We are using the same OE interfaces that that work with ANSI on Windows
Mail, we will make research about WM's Unicode interfaces, so we'll need
time to check this out.
> I'm ready to send you the above mentioned message with multi-languages
> data strings as .eml file and I'm ready to upload somewhere
> screenshots with correct OE and incorrrect OEAPI demo screens. Fill
> free to contact me for any additional information you need, to help
> you reproduce the problem I've come across.
>
> Hope hearing from you soon, since your reply is crucial for my further
> plans and actions.
>
> Alex Goldberg
>
Thanks for providing those messages, we have checked this out and it
seems that this is a bug on GetBodyProp() and GetFilename() methods.
Thank you for your reports.
Please take you account on other methods which returns BSTR data too.
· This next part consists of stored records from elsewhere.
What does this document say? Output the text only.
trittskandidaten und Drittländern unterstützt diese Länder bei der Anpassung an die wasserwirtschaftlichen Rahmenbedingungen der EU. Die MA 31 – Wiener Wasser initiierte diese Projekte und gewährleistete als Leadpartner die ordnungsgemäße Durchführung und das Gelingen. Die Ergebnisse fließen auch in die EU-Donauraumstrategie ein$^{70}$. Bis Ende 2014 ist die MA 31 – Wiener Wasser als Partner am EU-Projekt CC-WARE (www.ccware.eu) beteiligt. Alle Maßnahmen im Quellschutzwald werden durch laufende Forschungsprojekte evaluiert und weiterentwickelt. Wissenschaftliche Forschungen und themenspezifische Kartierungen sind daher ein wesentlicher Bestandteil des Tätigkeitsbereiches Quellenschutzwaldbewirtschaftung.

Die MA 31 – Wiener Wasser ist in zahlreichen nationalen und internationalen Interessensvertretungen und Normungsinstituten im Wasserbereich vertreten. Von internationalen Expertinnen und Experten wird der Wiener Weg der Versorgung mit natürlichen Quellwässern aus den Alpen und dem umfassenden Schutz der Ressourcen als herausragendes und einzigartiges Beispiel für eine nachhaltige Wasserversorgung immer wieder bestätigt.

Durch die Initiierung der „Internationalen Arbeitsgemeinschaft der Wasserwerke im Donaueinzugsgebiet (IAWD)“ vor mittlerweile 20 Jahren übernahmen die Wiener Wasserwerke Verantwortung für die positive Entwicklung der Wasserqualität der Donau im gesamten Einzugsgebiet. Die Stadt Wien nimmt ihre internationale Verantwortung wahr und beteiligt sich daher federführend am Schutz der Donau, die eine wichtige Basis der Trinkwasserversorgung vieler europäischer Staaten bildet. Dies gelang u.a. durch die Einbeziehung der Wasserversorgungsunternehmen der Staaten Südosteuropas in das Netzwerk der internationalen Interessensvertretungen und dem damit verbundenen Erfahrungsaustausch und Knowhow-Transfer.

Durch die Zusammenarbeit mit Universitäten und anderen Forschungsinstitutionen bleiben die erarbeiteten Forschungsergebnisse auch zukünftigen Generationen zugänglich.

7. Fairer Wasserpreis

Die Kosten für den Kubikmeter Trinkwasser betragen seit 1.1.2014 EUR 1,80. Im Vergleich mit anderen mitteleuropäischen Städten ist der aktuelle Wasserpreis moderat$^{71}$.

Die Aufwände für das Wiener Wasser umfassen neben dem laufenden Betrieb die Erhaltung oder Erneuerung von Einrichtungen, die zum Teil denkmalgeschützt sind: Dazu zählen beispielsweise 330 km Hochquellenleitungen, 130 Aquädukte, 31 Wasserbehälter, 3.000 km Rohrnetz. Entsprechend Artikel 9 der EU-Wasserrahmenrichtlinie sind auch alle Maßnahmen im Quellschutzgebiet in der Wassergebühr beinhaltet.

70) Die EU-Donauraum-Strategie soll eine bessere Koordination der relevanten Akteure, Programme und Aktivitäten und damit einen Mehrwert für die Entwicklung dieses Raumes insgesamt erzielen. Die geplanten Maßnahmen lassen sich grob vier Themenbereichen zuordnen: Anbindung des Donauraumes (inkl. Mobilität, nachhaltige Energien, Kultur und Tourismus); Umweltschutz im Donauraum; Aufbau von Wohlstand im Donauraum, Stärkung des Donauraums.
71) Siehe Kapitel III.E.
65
For example GetSubject() and GetNormalSubject() methods have same bug.
Hmm... I just checked non-european characters in "To" and "From" header properties (OE6). Really some problem exists when OE inserts data from the "Address Book" (it seems Address Book is not Unicode- compatible by itself). But in case you enter address manually it will be stored as MIME correctly. Moreover OE6 create/read/display 'Subject' property correctly (as I mentioned earlier).
If I'll create message by myself and use SetBodyProp(), SetBodyFromFile(), AttachFile() whether I must specify non-english text/filenames as Unicode data string (BSTR) or I have to encoded them into MIME by myself beforehand?
Thank you very much for your excellent support.